# Burley Bee



## Bigbud (8 Apr 2013)

Anyone have any experience with one ? My little one is 6 months old and sitting up well now no want to get a trailer sorted asap for any good weather we might get  This is the only one I've seen that I fancy.

It'll only be used on bridal paths and path's as the O/H is not keen on the roads !  Need to work up to it


----------



## XRHYSX (9 Apr 2013)

it doesn't look much different to mine




I've had mine over five years now, and on the third child it's still going strong, me and the wife pull it (both bikes have hitches) we use it on the road (cars seem to give us a wide berth) cycle paths and its even done a bit of off-road the kids thought this was absolutely hilarious, used it for shopping a few times too


----------



## Bigbud (9 Apr 2013)

Looks awesome can't wait  how old were you little one's when they first went in ?


----------



## XRHYSX (9 Apr 2013)

The first two were 18 months and 2.5yrs, both went in together up until about 3 and 4,
then the three year old went into a rear carrier whilst the 4 yr old stayed in the trailer.
The third sprog has been using the trailer since he was about 8 months,
I also have a Weeride, highly recommend looking in to these,
I prefer it over the rear carrier (which is now gathering dust in the roof space) I got mine off fleebay for £60


----------



## ianrauk (9 Apr 2013)

6 months old may be a little too young.
Best not put them in a trailer until they can hold their heads up for a long period of time.
My boy was about 8 or 9 months old on his maiden voyage.

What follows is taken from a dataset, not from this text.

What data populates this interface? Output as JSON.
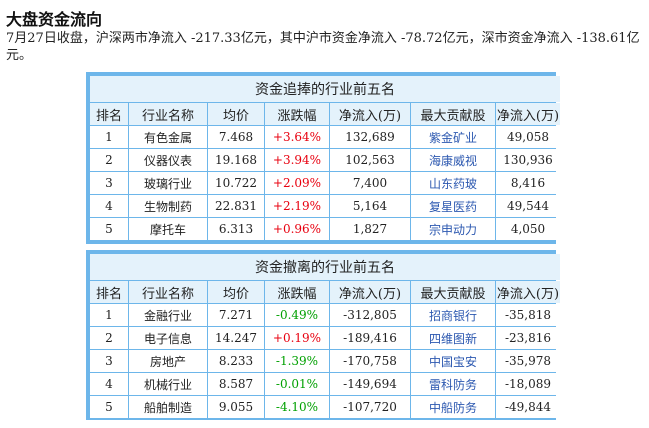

*Here's* a thread about my littl'un and his trailer.


----------



## Sara_H (9 Apr 2013)

ianrauk said:


> 6 months old may be a little too young.
> Best not put them in a trailer until they can hold their heads up for a long period of time.
> My boy was about 8 or 9 months old on his maiden voyage.
> 
> *Here's* a thread about my littl'un and his trailer.


I read that you can put them in in a car seat?


----------